Dibuka Opsi TNI-Polri Jadi Penjabat Kepala Daerah, Bukhori: Dwifungsi ABRI Jilid II?
Jakarta (SI Online) – Pemerintah mengaku tidak menutup opsi penunjukan perwira tinggi TNI dan Polri sebagai penjabat (Pj) kepala daerah menjelang Pilkada Serentak 2024.
Pasalnya, mulai tahun 2022, pemerintah pusat perlu menunjuk lebih dari 200 penjabat kepala daerah untuk mengisi kekosongan jabatan kepala daerah di 24 provinsi dan 247 kabupaten/kota karena dampak Pilkada Serentak 2024.
Anggota DPR RI Fraksi PKS Bukhori Yusuf mengritik opsi tersebut lantaran khawatir berpotensi membangkitkan kembali dwifungsi ABRI.
“Apakah itu semacam prakondisi menuju dwifungsi ABRI jilid dua? Jika benar akan memberikan peluang, maka akan lebih parah daripada Orde Baru yang pernah dibuat gagal akibat sistem dwifungsi ini. Di sisi lain, opsi itu juga bisa dibaca sebagai satu indikasi pemerintah yang sedang menggiring negara ini pada rezim otoriter kembali,” ujarnya, Senin pagi (27/09/2021).
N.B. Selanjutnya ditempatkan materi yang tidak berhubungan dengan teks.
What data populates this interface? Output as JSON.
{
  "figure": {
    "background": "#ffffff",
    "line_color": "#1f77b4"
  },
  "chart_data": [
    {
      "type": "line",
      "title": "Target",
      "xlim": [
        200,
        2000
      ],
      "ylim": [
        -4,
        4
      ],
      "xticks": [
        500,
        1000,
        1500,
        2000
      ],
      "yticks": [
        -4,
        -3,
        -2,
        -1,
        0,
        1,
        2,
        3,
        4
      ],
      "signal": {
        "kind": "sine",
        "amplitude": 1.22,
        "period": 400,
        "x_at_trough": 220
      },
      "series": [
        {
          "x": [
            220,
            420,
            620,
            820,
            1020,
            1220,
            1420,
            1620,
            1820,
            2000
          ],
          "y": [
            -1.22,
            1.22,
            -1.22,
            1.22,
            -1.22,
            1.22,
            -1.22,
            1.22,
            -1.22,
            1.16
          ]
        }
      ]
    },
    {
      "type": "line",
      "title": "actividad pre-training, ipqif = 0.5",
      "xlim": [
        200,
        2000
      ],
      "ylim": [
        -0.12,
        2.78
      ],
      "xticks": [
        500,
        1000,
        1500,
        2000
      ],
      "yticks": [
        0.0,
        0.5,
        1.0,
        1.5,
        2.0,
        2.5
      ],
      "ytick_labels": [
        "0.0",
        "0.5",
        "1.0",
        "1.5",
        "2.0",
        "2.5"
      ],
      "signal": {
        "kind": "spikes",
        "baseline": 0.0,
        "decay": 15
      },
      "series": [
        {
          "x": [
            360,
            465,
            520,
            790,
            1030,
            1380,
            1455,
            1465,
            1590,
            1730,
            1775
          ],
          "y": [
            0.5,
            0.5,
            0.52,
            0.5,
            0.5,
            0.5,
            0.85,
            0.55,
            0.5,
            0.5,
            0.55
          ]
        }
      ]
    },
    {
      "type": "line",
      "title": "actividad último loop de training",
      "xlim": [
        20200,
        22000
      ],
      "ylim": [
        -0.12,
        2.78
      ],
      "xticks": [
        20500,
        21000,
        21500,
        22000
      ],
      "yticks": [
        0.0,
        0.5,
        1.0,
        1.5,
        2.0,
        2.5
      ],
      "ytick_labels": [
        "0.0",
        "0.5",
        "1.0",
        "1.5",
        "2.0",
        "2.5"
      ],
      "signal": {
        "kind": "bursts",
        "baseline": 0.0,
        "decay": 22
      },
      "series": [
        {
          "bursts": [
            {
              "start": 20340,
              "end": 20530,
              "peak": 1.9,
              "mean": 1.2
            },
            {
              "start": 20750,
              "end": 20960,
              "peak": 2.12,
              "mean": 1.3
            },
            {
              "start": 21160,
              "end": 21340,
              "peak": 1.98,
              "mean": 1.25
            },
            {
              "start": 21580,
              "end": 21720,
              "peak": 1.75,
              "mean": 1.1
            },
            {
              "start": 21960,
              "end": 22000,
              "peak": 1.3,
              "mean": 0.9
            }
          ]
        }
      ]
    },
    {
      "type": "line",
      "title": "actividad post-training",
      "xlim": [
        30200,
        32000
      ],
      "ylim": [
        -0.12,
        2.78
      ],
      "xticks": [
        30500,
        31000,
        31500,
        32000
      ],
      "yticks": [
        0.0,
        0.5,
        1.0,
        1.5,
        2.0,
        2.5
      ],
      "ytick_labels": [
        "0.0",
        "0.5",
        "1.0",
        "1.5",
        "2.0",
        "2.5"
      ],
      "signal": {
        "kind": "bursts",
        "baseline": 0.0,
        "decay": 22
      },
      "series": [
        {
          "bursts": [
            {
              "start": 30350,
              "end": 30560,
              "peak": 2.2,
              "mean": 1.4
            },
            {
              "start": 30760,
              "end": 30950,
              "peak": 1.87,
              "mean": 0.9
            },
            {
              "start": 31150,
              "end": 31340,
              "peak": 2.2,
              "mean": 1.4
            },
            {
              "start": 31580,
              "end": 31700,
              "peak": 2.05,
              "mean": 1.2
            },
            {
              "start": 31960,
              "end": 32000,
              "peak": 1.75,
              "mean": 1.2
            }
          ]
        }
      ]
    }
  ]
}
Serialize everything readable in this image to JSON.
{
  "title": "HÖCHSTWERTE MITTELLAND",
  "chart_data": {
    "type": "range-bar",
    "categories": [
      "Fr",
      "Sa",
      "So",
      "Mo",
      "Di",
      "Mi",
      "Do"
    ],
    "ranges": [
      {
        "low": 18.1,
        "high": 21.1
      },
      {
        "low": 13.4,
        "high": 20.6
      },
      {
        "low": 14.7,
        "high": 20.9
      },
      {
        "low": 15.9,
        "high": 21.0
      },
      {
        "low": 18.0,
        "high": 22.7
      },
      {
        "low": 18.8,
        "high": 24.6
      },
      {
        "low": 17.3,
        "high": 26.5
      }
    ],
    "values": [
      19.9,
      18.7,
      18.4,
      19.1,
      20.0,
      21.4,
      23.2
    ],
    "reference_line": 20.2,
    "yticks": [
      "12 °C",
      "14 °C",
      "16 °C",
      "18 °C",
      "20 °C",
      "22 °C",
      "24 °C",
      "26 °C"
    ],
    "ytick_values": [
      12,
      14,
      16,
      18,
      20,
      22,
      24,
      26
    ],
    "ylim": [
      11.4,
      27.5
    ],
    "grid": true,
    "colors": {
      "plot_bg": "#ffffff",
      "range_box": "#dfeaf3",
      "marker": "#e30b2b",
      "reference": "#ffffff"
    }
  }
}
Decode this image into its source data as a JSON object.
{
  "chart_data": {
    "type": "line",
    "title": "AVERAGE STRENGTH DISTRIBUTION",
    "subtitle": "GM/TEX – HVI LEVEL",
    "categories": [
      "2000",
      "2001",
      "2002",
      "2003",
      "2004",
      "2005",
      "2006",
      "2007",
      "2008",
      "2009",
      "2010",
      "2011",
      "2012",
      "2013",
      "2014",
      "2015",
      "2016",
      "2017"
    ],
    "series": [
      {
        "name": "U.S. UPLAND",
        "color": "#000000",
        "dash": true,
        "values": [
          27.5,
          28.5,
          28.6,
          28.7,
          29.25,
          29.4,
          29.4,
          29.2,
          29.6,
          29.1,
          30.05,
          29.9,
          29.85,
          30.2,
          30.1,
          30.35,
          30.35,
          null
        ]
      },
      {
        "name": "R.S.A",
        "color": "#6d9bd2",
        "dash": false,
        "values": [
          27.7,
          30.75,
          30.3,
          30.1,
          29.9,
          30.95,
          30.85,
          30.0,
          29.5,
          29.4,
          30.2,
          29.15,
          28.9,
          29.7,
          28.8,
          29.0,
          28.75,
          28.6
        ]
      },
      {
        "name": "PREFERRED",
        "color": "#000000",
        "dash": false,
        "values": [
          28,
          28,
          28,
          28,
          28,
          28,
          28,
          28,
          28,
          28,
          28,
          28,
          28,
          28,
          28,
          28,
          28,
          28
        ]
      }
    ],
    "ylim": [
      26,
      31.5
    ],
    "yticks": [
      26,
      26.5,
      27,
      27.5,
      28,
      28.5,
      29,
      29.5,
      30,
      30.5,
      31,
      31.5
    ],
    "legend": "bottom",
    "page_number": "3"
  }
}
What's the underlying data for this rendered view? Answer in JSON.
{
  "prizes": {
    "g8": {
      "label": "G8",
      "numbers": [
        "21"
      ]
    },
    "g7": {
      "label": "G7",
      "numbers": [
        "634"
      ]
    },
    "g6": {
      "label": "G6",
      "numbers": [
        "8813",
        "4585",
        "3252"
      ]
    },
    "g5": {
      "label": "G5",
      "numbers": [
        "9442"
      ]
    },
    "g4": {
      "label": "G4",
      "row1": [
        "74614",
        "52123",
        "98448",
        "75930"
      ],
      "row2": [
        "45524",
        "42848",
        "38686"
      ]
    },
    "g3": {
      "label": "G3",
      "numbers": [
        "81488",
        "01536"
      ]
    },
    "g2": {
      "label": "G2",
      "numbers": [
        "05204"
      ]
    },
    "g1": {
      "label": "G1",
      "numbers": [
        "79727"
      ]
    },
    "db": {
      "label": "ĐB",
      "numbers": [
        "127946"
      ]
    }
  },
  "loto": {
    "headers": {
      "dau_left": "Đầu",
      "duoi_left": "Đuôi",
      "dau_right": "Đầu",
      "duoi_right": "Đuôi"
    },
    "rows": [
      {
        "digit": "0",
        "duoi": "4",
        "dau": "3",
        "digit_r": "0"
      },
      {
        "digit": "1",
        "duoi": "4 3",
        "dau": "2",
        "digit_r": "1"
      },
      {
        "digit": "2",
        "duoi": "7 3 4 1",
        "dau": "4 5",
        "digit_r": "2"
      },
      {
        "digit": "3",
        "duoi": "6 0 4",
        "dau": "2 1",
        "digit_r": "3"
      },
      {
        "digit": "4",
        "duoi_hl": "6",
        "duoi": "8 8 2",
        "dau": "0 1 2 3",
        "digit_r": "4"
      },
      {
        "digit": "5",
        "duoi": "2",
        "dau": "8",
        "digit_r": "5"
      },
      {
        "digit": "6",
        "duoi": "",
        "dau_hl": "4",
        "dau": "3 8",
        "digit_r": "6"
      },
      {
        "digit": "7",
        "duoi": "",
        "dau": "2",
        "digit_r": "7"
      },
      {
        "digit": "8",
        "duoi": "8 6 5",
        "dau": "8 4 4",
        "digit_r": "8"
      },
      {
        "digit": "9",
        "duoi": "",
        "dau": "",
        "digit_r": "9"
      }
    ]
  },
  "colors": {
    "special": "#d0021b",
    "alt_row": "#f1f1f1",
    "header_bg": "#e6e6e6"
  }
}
Politisi PKS ini mengingatkan pemerintah agar belajar dari tumbangnya Presiden Soeharto lantaran bangunan kekuasaan yang ditopang oleh sistem dwifungsi ABRI terbukti represif, korup, dan rentan bagi demokrasi.
Menurutnya, pelanggaran HAM dan pemberangusan hak sipil acap terjadi sepanjang sistem kekuasaan itu berlaku. Sehingga dirinya berharap pemerintahan Jokowi tidak lagi mengulang memori kelam tersebut.
“Reformasi tidak hanya berhasil menghentikan kekuasaan yang otoriter, tetapi sekaligus menjadi titik balik untuk mereposisi peran dan fungsi ABRI demi mengembalikannya pada kedudukan yang sesuai,” paparnya.
Sulit dimungkiri, pendekatan keamanan sebagai alat kekuasaan, secara historis, terbukti telah melecehkan supremasi sipil. Sistem itu juga membuat demokrasi di masa Orde Baru hanya sebatas kata tanpa makna bagi bangsa ini. Karena itu, penghapusan dwifungsi ABRI merupakan amanat reformasi yang perlu dijaga. Kita tidak boleh mengkhianati amanat sejarah itu, demikian Bukhori melanjutkan.
“Khitah TNI-Polri adalah menjalankan fungsi pertahanan dan keamanan negara, serta ketertiban masyarakat. Mereka sudah cukup baik menjalankan fungsi itu sejauh ini, meski masih menyisakan sejumlah catatan. Karenanya, pemerintah jangan lagi mengusik khitah itu dengan kembali menyeret mereka pada politik praktis,” tegasnya.
Meski masih menjadi wacana, sambungnya, opsi itu perlu ditolak sejak awal lantaran berisiko kembali menimbulkan penyimpangan peran dan fungsi TNI-Polri dalam penyelenggaraan negara. Sebab itu, publik perlu waspada dengan upaya-upaya terselubung untuk menggagalkan agenda reformasi,” imbuhnya.